Creation of a buffer against potential risks can be a good mitigation strategy, the document states. The Finance Ministry’s “Medium Term Macroeconomic Policy Statement (2023-24 to 2025-26)” highlights that block allocations in the budget help address unexpected expenditures. Enhanced revenue mobilization and reduced expenditures, such as subsidy payments, could create additional fiscal space to mitigate risks.
Diversifying revenue sources is another proposed tool for risk mitigation. In FY 2022-23, up to February 2023, a significant portion of the National Board of Revenue (NBR) tax came from indirect taxes. VAT accounted for 40.50% of total NBR tax, followed by Income Tax (30.21%), Supplementary Duty (14.37%), Import Duty (12.83%), and other taxes. To reduce risk, exploring new revenue avenues is essential.
Institutional improvements are crucial for effectively addressing fiscal risks. Incorporating fiscal risk analysis into budget preparation and regular updates on risk sources through institutional measures are recommended. Rationalizing tax expenditures can also enhance the government’s fiscal space.

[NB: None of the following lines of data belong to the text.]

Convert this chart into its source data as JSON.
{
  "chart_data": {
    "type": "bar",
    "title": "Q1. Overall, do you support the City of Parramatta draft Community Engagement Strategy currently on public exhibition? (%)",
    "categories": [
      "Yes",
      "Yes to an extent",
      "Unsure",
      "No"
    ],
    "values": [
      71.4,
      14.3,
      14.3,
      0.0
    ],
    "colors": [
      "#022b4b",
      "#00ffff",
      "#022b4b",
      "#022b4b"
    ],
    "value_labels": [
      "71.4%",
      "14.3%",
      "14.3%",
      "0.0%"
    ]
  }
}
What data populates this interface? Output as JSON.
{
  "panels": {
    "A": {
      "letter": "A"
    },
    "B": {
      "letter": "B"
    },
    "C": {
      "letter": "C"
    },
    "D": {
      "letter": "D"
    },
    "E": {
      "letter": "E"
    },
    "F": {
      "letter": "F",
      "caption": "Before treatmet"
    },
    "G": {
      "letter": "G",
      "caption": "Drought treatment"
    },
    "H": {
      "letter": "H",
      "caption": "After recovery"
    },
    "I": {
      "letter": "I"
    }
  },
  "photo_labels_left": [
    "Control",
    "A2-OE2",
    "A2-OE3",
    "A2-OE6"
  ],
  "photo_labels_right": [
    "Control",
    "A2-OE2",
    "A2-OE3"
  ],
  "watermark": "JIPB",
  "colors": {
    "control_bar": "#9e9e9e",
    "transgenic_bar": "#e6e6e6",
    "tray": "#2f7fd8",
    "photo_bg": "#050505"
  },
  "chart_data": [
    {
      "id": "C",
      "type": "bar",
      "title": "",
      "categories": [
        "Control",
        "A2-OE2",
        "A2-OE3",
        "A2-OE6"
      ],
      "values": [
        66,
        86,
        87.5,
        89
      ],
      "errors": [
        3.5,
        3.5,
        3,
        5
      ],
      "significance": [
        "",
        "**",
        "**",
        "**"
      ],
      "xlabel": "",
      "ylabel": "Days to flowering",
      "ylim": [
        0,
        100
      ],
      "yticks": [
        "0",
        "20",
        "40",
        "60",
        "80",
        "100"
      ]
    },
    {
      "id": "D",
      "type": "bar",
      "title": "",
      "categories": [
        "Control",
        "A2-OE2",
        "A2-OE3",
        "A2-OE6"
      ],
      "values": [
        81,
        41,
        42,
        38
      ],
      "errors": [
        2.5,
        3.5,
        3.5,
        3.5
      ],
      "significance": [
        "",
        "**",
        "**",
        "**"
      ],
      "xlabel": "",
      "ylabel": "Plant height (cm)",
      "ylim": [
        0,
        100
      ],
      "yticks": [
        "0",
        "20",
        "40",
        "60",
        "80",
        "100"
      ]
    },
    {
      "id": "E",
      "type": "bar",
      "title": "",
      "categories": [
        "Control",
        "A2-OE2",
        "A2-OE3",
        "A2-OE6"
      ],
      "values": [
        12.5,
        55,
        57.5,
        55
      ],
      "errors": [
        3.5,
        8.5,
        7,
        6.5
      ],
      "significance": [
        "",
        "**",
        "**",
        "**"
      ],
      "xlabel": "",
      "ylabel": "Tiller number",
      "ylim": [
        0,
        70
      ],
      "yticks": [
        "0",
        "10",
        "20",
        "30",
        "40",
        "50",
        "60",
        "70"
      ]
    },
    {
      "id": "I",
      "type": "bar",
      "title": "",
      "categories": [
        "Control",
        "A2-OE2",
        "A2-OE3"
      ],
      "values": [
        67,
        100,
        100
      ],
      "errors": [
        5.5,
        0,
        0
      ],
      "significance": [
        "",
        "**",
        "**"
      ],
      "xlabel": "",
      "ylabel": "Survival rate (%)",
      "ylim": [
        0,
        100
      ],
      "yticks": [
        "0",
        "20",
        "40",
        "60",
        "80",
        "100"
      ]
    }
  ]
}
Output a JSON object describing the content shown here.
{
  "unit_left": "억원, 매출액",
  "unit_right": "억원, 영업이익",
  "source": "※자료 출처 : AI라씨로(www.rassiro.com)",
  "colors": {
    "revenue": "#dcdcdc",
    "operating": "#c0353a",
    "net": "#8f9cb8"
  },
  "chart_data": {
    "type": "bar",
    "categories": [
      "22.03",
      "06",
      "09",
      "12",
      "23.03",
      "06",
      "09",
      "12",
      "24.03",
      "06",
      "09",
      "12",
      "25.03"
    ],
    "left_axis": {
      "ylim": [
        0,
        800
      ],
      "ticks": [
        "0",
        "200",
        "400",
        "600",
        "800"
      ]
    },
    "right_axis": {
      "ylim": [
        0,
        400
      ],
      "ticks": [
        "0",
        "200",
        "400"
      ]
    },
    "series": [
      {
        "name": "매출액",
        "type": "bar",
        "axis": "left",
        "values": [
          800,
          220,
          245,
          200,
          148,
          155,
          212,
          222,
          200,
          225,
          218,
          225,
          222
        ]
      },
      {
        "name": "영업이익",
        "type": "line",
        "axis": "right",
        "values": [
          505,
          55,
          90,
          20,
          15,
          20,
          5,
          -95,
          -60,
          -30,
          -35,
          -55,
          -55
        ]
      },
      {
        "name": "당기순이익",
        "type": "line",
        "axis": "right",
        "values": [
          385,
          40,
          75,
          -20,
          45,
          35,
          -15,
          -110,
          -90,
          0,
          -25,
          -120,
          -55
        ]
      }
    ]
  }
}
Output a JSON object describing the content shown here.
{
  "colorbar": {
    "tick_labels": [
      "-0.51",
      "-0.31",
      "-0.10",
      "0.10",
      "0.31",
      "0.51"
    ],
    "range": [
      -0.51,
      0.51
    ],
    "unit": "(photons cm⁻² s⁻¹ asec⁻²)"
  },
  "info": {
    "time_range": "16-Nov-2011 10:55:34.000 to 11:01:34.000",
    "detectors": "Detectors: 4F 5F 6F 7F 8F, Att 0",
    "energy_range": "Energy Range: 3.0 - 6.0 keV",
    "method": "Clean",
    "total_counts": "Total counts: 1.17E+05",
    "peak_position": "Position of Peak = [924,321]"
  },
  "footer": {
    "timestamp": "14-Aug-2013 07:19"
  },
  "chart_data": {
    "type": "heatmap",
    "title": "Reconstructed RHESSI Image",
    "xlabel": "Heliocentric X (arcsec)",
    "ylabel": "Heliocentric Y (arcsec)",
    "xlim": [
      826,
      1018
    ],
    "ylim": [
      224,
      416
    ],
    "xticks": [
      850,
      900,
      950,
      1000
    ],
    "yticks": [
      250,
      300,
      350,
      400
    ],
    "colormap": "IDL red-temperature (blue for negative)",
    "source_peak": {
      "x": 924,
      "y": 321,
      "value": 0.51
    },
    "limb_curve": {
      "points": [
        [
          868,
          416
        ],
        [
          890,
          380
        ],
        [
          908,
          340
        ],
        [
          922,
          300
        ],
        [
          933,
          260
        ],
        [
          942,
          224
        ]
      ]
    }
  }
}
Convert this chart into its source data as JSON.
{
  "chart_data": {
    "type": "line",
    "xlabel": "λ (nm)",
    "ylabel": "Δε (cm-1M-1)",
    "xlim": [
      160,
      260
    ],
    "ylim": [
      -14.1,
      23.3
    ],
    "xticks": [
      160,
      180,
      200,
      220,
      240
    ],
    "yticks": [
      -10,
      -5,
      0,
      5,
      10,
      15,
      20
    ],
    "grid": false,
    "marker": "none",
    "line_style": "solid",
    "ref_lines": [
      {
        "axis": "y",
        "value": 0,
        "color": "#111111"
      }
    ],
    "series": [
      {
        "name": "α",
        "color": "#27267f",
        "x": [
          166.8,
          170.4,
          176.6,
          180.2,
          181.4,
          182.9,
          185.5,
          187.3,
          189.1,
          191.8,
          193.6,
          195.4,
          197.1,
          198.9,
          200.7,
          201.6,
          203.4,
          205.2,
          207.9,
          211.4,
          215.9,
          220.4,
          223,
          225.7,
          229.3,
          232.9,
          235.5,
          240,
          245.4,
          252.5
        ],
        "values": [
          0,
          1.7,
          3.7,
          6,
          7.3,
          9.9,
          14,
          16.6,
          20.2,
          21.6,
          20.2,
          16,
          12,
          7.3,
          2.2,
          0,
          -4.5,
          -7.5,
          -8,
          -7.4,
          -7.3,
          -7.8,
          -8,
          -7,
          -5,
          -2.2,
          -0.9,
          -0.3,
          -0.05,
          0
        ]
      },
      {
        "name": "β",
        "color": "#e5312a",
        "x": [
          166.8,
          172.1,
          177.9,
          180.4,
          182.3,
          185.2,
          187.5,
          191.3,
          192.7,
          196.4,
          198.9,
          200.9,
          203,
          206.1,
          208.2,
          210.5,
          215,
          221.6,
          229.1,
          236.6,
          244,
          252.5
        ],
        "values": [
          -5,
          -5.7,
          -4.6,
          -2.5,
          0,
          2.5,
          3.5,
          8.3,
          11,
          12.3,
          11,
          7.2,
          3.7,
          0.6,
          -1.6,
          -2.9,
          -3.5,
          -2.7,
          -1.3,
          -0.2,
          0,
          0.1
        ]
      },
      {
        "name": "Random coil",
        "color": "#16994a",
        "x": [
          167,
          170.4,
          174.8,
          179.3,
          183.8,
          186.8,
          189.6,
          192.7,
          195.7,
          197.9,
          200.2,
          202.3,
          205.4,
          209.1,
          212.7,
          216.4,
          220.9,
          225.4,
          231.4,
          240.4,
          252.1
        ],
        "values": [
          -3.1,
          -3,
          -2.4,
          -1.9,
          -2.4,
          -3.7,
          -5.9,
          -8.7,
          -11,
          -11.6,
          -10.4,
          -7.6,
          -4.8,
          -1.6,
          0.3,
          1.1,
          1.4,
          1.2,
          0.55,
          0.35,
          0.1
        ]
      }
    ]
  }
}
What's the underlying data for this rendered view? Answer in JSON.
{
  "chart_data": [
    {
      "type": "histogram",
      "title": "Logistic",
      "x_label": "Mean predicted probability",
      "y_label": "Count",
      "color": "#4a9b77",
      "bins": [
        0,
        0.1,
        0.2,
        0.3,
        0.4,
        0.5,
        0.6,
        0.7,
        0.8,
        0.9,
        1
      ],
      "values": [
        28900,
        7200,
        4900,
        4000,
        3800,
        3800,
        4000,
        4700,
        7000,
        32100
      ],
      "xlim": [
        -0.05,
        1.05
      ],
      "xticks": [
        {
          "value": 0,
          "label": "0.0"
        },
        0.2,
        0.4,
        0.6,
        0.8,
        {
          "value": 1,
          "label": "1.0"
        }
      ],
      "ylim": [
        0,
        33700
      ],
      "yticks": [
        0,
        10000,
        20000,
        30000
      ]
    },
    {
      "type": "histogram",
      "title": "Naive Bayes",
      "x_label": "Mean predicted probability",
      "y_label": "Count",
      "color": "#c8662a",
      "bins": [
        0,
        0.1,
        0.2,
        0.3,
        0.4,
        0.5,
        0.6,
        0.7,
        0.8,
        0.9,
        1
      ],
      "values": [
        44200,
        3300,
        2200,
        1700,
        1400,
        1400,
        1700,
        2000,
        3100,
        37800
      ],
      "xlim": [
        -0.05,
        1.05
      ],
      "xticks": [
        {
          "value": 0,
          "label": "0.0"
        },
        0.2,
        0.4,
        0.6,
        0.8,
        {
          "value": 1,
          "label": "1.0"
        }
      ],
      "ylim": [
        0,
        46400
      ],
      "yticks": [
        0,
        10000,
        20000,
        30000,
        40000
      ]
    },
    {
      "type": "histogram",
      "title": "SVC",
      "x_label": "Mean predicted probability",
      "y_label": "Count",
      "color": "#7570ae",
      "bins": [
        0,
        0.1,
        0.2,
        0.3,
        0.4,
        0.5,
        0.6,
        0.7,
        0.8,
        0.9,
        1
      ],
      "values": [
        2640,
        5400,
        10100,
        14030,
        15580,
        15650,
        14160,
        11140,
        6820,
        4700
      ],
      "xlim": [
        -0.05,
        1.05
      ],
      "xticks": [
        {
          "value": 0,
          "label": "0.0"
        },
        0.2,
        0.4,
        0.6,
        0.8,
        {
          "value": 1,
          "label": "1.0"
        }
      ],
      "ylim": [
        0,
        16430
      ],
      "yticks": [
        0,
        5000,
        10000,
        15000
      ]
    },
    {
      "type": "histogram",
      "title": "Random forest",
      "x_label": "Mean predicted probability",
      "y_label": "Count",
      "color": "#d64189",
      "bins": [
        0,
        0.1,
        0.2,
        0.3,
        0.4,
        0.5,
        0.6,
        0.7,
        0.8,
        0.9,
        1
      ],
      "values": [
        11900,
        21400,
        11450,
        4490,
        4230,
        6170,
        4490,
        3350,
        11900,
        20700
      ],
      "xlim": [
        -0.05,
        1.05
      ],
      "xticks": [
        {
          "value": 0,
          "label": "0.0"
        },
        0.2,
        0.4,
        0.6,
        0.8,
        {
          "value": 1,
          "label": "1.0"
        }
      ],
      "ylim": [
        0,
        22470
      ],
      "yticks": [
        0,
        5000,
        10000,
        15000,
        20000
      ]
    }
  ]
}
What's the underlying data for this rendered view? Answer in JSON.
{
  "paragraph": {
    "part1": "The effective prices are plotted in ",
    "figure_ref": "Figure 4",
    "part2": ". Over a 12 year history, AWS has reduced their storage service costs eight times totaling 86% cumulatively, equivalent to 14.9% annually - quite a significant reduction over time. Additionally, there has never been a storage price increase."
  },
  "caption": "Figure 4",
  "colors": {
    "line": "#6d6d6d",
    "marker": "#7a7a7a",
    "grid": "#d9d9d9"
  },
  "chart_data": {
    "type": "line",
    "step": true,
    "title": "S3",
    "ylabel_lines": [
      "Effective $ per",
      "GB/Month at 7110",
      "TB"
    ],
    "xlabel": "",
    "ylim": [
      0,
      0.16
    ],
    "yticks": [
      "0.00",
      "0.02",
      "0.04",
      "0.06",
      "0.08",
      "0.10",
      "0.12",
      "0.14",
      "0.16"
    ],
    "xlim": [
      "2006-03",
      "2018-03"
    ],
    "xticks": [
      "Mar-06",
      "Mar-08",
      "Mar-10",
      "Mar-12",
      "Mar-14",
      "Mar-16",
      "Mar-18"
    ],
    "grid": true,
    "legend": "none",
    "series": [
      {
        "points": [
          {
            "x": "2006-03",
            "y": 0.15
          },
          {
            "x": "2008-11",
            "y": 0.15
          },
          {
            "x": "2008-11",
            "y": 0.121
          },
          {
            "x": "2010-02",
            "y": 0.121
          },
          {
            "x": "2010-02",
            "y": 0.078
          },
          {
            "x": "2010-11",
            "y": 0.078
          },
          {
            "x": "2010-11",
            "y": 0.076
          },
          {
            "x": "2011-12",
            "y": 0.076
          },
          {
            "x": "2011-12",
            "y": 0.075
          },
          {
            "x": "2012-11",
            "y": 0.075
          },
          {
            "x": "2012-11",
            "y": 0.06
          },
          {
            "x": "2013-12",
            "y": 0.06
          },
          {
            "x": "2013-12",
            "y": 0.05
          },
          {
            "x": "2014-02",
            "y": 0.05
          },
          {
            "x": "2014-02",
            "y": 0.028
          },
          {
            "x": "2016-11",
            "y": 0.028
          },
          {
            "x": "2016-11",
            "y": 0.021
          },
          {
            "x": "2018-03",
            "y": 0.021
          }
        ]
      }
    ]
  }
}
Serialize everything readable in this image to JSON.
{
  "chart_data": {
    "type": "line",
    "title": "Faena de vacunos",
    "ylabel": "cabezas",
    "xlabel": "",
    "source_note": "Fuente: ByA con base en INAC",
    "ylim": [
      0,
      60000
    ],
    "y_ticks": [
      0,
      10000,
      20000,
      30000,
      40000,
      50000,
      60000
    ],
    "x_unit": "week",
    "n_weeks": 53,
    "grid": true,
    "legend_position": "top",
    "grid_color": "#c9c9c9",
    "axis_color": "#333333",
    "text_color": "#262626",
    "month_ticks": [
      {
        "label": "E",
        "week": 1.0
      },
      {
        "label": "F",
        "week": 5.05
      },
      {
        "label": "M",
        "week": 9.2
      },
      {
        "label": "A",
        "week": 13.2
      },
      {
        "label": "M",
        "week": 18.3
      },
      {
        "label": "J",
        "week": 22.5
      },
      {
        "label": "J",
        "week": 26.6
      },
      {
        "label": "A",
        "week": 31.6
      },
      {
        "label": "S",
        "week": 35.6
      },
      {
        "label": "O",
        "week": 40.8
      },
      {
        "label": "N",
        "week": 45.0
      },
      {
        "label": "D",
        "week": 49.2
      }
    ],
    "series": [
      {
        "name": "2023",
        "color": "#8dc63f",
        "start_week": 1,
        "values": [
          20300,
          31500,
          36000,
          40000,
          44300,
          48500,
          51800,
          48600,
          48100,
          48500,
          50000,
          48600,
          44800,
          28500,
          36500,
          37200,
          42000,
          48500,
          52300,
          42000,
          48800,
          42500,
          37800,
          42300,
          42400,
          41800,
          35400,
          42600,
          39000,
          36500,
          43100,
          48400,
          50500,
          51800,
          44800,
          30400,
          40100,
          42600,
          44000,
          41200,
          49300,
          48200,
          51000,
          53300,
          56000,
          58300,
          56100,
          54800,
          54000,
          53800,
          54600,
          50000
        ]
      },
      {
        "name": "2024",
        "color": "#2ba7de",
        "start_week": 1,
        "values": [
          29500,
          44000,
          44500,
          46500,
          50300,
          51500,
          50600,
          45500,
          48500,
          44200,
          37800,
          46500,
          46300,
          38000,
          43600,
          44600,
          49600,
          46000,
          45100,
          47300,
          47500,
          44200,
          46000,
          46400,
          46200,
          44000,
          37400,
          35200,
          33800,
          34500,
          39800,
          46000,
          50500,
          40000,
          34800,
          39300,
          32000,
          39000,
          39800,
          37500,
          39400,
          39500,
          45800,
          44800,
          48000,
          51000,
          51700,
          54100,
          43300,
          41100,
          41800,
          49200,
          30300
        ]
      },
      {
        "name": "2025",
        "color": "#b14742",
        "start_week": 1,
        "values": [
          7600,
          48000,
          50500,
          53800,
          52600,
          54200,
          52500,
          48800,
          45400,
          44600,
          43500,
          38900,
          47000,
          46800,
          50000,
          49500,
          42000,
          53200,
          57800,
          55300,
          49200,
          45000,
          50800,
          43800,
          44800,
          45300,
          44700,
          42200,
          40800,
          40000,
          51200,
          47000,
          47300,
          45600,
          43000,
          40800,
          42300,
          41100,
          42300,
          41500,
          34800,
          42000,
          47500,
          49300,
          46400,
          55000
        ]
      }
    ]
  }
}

Bangladesh aims to surpass its pre-COVID growth trajectory in the medium term. The document emphasizes robust demand-side and public sector-driven supply-side developments as key growth drivers. Inclusive growth and poverty reduction are also vital. “Investment bottlenecks are gradually being eliminated to boost private investment,” it notes. Revenue mobilization remains a critical policy strategy to support this growth.
However, the path ahead is fraught with potential challenges. Fiscal risks may arise from natural disasters, macroeconomic shocks, and institutional failures. The conventional cash-basis government system in Bangladesh has weaknesses in handling fiscal risks, such as inadequate information on assets and liabilities and incomplete coverage of current transactions.
Organizing fiscal risks into a framework differentiating between general economic risks, specific fiscal risks from contingent liabilities, and structural or institutional risks could be beneficial. Overall, fiscal risks can be categorized into expenditure side risks and revenue side risks.
With careful planning and the collective will of its people, Bangladesh is poised to meet its sustainable development goals and build a smart society for future generations.